Потрясенный юкагир с жаром затряс ему руку.
– К моему отцу иди. Он поможет. Собаки у отца хорошие, работящие.
– Так они ж, поди, ему самому нужны.
– Не думай, он уже не ездит – старый. Дома сидит, оленя из кости режет. Мамонтову кость привезешь или камень, от которого сладко во рту, братом станешь.
– Где ж я ту кость возьму?
– По ярам смотри.
– Ну хорошо, найду я ее, а как все это понесу?
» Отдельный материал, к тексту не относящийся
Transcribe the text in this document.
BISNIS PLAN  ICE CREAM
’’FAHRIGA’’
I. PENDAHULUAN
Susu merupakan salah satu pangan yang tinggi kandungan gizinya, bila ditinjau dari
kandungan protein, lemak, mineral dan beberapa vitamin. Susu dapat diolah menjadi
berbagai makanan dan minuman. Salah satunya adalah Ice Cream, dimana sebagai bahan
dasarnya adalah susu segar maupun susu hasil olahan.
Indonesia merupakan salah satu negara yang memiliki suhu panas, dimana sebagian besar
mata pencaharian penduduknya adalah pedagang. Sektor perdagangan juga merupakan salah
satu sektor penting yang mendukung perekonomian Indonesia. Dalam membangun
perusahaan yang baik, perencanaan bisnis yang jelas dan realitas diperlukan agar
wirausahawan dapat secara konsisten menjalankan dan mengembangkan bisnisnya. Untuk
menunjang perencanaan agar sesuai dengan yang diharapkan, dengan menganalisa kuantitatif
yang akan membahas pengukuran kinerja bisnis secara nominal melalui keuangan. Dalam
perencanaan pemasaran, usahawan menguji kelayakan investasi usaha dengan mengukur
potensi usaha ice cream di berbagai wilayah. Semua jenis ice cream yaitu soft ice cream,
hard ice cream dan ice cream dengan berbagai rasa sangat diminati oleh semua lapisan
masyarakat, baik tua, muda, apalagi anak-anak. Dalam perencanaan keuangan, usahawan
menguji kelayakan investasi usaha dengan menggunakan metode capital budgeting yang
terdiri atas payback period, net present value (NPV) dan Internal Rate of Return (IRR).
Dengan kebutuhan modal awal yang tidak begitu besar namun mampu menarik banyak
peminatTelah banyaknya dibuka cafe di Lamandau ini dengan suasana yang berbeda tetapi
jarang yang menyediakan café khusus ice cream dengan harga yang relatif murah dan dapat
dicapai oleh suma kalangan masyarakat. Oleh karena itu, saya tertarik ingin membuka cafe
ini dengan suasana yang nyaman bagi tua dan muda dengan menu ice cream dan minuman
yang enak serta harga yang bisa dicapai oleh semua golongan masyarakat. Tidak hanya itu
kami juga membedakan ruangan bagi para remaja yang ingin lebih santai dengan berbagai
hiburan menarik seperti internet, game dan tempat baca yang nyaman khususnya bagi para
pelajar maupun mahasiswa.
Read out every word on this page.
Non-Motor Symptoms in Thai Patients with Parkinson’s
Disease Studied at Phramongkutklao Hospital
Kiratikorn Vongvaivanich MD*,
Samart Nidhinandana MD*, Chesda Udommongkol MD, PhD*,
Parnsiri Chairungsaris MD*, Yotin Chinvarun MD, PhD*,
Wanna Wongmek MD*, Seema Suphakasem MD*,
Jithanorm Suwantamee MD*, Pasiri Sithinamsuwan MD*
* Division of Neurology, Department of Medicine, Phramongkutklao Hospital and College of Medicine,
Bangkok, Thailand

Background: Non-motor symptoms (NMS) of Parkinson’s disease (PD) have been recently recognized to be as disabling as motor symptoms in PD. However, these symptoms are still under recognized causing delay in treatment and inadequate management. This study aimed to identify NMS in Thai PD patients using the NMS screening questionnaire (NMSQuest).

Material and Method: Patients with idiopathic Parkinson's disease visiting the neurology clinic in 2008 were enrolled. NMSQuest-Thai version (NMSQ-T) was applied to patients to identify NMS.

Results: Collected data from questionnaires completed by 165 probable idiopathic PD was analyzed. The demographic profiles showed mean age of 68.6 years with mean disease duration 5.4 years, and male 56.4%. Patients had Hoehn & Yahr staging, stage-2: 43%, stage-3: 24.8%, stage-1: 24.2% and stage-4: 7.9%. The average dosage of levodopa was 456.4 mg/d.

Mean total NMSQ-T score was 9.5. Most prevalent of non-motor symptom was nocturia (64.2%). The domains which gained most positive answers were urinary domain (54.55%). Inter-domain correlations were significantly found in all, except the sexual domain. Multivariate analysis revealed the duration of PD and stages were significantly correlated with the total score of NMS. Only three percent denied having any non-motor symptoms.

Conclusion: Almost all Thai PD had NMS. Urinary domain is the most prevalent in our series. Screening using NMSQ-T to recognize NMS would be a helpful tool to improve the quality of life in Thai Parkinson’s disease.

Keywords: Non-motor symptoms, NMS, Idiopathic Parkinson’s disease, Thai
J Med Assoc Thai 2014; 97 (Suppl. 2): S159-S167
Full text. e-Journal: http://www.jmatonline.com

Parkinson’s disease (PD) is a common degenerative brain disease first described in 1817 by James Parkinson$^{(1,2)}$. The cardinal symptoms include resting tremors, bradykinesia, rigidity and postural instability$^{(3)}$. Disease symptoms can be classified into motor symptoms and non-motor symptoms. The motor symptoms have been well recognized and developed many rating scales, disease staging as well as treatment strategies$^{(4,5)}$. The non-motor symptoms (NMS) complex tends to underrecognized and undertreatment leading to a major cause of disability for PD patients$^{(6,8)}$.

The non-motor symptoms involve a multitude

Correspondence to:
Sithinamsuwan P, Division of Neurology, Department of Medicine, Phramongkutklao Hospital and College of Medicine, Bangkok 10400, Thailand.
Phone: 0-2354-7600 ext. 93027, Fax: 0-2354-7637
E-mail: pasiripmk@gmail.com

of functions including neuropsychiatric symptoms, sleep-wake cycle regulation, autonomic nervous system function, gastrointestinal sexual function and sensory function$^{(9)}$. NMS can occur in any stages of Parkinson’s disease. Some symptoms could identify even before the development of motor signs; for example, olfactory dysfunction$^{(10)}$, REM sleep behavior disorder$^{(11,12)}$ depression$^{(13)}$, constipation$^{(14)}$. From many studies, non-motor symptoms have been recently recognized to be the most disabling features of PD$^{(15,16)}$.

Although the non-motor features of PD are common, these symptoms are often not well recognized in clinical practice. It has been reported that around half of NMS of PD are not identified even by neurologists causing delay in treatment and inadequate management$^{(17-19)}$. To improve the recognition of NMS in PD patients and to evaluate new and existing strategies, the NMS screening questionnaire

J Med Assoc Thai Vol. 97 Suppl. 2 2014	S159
У меня ведь еще и своего груза полно, – заволновался Корней.
Нил Прокопыч, сделав несколько глубоких затяжек, успокоил:
– Лодку дам. Вода щас кроткая, до стойбища за три дня всяко догребешь. Ночевать в станках можно.
– Нил Прокопыч, вы просто ангел-спаситель. Буду каждодневно молить Господа о вашем здравии.
– Енто лишнее. Матушка, Царствие ей небесное, все говаривала: «Каково тут житье, таково на том свете вытье. Потому помогай людям даже себе в ущерб».
– Оно так… А как я лодку-то верну?
– Попроси, когда кто вниз пойдет, штоб на бечеву взяли. Она легкая, не в тягость будет. Ежели меня не застанут, на берегу пусть оставят. Токмо накажи, штоб к кустам привязали – штоб не унесло, коли вода вздымется.
– Сказать скажу, только послушают ли?
– Не сумлевайся. Одулы, прости Господи, все никак не привыкну к новому, – юкагиры, народ отзывчивый – доставят, ежели с уважением попросишь. Оне народ добрый, приветистый. Всегда пригласят цаю откушать, а ежели хто в юрту войдет и цаю не попьет, обижаются. Когда у нас голодно, привезут без зову оленины и всего, што у самих есть. У них закон: людям помогать. Оне говорят, не поможешь, солнце печаль пошлет. Ну и мы им цаек, табацек, сахар припасем. Сами не покурим – им оставим.